Mixed use developments

With an ever increasing population coupled with high cost of land, Kenya has opted for universal alternatives for reaching the sky. Developers have resorted to mixed use developments in Kenya offering them an opportunity to offer much needed parking adequacy, convenience and the live-work-play concept.

The developments

In Westlands neighbourhood of Nairobi, construction of what would be the tallest mixed use ultra modern complex in Nairobi is nearing completion. Dabbed Le’mac, the Dubai styled 24 storey project is built on 1.32 acres piece of land and represents a new class in real estate development. The mixed use complex will house a banking hall, a café, restaurant, showrooms and residential apartments.

Mavji Varsani the director of Mark Properties, the firm behind the project says that Le’mac is intended to mimic residential buildings in Dubai that incorporate play grounds, offices and retail space.

“The society is fast changing and so is its lifestyle. Le’mac seeks to offer a solution to people who want to have easy access to offices from their houses with the aim of saving time,” offers Varsani. The UK based developer says that in London mixed use developments are more the rule than the exception.

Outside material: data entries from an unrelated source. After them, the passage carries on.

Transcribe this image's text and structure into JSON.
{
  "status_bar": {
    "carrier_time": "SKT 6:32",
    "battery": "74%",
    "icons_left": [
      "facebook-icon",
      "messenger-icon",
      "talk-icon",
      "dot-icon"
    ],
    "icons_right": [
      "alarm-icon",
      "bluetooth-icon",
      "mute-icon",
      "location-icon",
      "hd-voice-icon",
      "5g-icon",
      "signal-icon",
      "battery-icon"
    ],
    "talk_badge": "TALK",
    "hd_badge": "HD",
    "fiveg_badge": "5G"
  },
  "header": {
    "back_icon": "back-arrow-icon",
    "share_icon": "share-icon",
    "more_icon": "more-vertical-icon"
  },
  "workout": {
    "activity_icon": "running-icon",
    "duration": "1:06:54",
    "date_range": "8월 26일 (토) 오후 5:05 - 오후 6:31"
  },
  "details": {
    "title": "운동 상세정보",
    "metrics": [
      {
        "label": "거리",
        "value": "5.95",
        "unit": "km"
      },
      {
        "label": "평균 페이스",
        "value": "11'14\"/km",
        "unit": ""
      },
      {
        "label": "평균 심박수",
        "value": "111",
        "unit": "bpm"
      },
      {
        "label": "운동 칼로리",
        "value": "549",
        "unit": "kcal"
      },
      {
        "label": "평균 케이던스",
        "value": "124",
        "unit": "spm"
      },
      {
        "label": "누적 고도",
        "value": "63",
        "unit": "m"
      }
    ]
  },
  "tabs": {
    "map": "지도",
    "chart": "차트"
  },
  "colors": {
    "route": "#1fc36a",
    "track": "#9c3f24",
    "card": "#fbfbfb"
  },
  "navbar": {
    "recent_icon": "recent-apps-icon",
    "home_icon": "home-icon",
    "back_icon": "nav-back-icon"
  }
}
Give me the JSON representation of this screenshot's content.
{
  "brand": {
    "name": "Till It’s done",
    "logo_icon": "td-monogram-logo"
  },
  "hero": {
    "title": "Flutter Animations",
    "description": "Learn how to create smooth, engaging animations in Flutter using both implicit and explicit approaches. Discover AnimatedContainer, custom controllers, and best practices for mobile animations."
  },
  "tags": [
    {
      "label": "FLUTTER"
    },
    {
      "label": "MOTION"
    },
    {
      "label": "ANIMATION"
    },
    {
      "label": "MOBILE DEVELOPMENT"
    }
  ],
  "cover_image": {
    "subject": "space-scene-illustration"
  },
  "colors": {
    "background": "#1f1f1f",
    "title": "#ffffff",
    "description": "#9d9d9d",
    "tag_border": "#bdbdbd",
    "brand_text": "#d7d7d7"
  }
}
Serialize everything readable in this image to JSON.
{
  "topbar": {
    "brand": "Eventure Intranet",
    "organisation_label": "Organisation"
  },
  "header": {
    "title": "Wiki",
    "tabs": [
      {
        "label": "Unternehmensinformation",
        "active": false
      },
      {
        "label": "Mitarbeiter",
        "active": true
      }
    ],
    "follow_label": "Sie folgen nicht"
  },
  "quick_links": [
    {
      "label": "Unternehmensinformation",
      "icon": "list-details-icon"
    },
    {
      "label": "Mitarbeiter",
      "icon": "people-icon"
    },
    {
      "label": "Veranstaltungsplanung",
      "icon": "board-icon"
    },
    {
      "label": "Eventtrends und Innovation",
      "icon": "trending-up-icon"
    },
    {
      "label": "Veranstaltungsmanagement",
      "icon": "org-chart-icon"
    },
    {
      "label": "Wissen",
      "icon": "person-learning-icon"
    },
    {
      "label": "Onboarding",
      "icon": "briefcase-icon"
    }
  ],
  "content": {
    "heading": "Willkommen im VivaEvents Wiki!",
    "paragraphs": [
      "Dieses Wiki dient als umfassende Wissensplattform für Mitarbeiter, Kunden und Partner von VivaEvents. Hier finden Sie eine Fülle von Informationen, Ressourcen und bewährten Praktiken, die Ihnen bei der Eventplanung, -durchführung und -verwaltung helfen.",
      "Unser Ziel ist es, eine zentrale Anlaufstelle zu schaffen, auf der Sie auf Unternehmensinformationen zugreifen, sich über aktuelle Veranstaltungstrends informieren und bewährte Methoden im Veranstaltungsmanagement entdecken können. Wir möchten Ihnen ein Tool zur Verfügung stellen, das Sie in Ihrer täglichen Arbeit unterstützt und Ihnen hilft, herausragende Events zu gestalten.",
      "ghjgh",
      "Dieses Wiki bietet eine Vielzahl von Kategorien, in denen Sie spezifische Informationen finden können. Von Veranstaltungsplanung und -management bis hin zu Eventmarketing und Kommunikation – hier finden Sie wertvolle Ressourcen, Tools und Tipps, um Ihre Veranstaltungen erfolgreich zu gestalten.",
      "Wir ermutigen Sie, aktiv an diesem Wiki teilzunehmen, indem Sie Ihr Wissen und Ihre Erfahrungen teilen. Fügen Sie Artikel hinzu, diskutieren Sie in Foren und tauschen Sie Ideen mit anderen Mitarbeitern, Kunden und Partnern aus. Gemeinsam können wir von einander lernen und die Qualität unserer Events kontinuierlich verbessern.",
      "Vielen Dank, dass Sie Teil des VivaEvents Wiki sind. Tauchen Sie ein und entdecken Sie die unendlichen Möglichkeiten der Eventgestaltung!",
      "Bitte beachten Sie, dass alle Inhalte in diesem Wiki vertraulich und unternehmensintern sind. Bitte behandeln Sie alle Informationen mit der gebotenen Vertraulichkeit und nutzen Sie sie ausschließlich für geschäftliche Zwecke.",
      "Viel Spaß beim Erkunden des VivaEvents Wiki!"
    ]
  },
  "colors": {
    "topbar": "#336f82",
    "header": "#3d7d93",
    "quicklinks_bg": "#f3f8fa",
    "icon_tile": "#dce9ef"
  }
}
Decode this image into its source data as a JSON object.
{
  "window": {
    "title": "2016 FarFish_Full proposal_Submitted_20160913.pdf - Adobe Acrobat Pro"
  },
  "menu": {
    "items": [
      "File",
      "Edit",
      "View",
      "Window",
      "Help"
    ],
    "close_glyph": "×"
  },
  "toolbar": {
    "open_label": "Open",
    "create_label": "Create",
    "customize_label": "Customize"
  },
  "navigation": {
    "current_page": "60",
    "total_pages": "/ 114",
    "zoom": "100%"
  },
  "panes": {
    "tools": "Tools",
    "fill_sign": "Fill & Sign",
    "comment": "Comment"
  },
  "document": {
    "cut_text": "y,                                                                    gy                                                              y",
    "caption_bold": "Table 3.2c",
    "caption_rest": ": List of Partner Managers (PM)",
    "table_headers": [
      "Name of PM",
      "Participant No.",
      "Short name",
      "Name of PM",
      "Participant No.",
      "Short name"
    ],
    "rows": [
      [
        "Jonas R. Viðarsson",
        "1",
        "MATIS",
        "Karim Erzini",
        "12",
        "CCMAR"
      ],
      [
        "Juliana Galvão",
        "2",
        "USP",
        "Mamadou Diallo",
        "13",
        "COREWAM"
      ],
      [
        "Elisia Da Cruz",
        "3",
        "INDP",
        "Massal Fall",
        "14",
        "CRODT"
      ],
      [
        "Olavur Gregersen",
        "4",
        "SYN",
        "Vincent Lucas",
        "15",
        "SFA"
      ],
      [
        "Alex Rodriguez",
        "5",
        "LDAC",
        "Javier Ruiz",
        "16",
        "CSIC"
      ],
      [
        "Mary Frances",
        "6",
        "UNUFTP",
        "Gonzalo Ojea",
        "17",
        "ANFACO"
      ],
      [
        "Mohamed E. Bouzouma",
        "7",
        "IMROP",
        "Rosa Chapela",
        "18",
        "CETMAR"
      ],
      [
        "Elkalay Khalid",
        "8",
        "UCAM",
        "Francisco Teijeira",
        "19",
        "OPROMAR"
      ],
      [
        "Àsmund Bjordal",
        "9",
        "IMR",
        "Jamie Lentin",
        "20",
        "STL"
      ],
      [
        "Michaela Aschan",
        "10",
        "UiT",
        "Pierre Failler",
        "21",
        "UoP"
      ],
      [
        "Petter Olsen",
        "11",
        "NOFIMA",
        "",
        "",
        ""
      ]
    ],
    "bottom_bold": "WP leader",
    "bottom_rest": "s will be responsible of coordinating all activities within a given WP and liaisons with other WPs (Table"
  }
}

On Limuru Road Two Rivers Mall which sits on 102 acres integrates the retail mall with two office towers with a total of 215,000 square feet. Like Lemac it has residential apartments, hotels, and recreational space. It spans 62,000 square metres. The Centum Group project was due to open in March 2016 but was delayed to allow all 190 tenants to finalise preparations.Mixed use development gains currency in KenyaLe’ mac in Nairobi is a mixed use development

But these are not the only signals that Nairobi is fast adopting the new model. Along Thika Road in Nairobi, another mixed use development called Garden City has already opened its doors. It has 50,000sqm of retail space, 20,000sqm of office space. As with Le’mac, it has 420 apartment and town houses, 120-room business hotel and a three-acre park. The development which boasts the largest solar panelled carport in East Africa has been granted vision 2030 private sector partnership status.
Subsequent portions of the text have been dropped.